Et oui, bof. Déjà, l'hyper-minimaliste style Flat Design a remplacé les effets de transparence, bien utiles pour voir en-dessous des fenêtres de pré-visualisation par exemple, un peu comme une grande glace agrandit les perspectives d’une pièce au lieu de rendre claustrophobe. Si ce n’était que l’apparence, ça irait encore, mais là, la liste est longue que je me limiterai aux points négatifs suivants :

L’effet “bounce” : quand on monte ou on descend dans certaines fenêtres avec le trackpad, l’inertie même minime fait rebondir comme si on se jetait contre les limites d’un ring de boxe. Je ne sais pas qui en a eu l’idée chez Apple, mais j’aimerais lui demander ce que ça apporte franchement.

Applications et fichiers importants inamovibles : ce que j’appréciais chez Mac, c’était de pouvoir non seulement déplacer les programmes dans des sous-fichiers et ne garder dans le dossier du Dock que ceux dont je me servais le plus, mais aussi et surtout de supprimer les applis dont je n’avais pas besoin. Au revoir donc Mail, Photos, FaceTime, Calendar, QuickTime, ou iTunes (remplacé par le tout petit “33 RPM” qui me suffit largement). Et ce, sans jamais rompre les liens des programmes avec d’autres fichiers (à part pour Microsoft Office). Ce n’est pas une nouveauté d’El Capitan, mais le System Integrity Protection empêche désormais tout cela, y compris pour les fichiers présents dans le dossier Library ›› Application Support.

— Adieu les mouvements du trackpad totalement personnalisables. On n’a en gros le choix pour chaque action qu’entre le nombre de doigts nécessaires. Pourquoi avoir remplacé Exposé par Mission Control ? Pourquoi ne plus pouvoir révéler le bureau en poussant 4 doigts vers le haut, et parcourir l’historique d’une fenêtre de Finder avec 3 doigts sur les côtés ? (ça fonctionne encore sur Chrome, mais en moins réactif) Pourquoi ne plus pouvoir redimensionner les icônes ou mettre un fichier en plein écran en « pinçant vers l’extérieur » ?
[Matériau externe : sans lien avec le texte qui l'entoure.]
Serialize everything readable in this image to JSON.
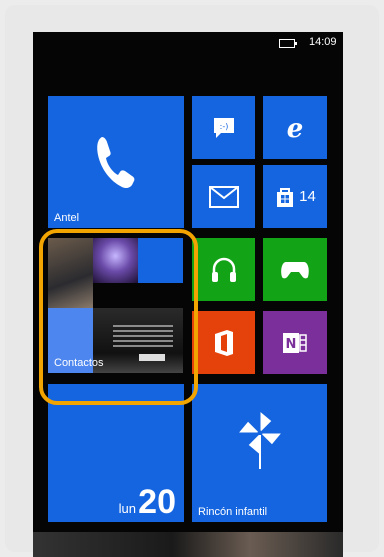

Bon, je passerais sur le fait que le démarrage est plus long et l’ouverture des fichiers moins rapide, que des freeze bugs surviennent un peu trop souvent (non-chargement d’une page, pas de réponse du clavier), et que la batterie se vide plus vite sur certains sites (GoogleMaps, pubs des sites de journaux… WordReference !). Et puis remplacer la police de base (Arial si je n’écris pas de bêtises) par une autre plus “aplatie” alourdit un peu.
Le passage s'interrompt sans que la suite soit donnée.